Además de la cantidad de casos que decían las noticias se diagnosticaban y los tratamientos tan distintos a los nuestros que sus colegas comentaban se administraban para tratar la COVID-19, a Regla la impactó el día que visitó el centro de refugiados.
“Eran todos hombres, los sacaron a todos y los sentaron en tres filas para nosotros hacerle el PCR. Jamás habíamos visto un lugar así. No solo allí, en todos los lugares había mucho riesgo de contagio, por eso nosotros mismos creábamos las normas de bioseguridad y, por suerte, ninguno nos contagiamos, estamos sanos y salvos. Yo solo quería llegar a Cuba viva y sana”.
Y cuando el 15 de julio pasado el avión tocaba otra vez tierra cubana, a Regla de golpe le volvía el alma al cuerpo. Traía a cuestas no pocas enseñanzas.

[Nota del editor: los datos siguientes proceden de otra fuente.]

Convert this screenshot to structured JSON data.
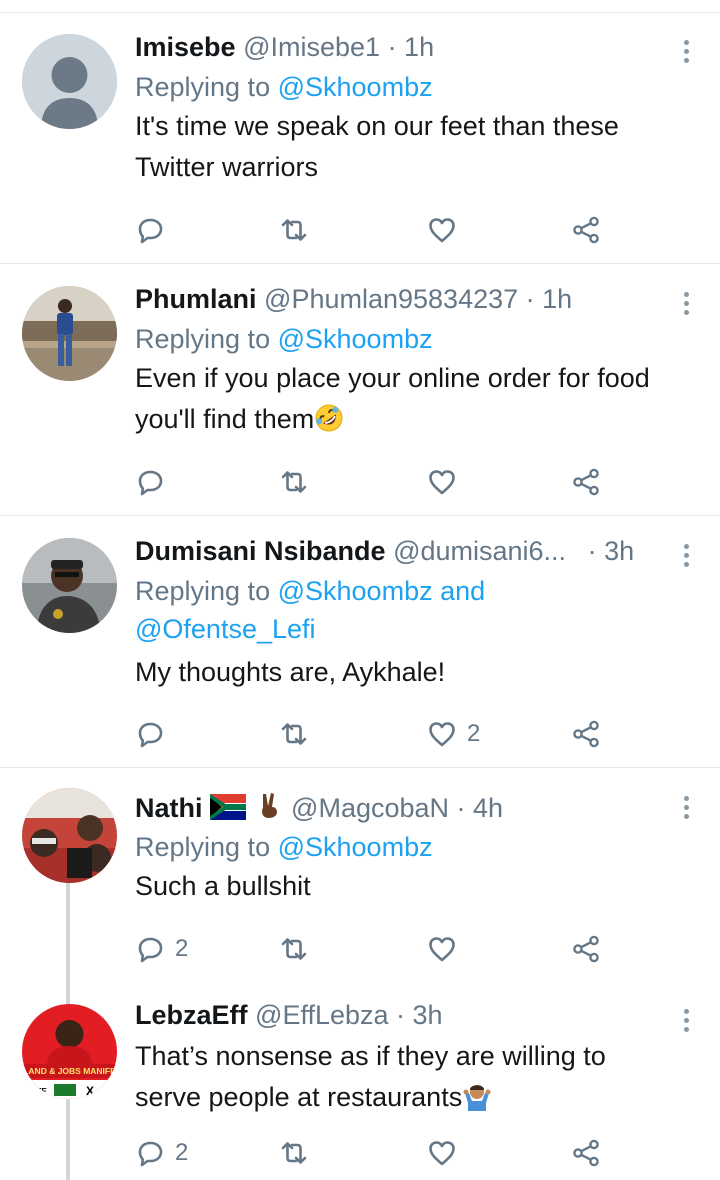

“Se aprende que todo es sacrificio, desinterés y altruismo. Regresé con la bendición de pertenecer a la Brigada Henry Reeve y cada vez que haya una catástrofe daré el paso al frente.
“Lo digo sin que me quede nada por dentro: si volviera a nacer volvería a ser enfermera. Los años que me queden, aunque sea con un bastoncito, seguiré de enfermera; a mí me encanta el salón de operaciones”.
Y la descubro entonces vestida de verde hasta el pelo, con la risa espontánea que le brota hasta cuando habla, con las bromas para disipar tantas tensiones, con el eco del monitor de fondo y ella parada ahí, al borde de la mesa quirúrgica, en la cabecera del paciente sin separársele ni un segundo.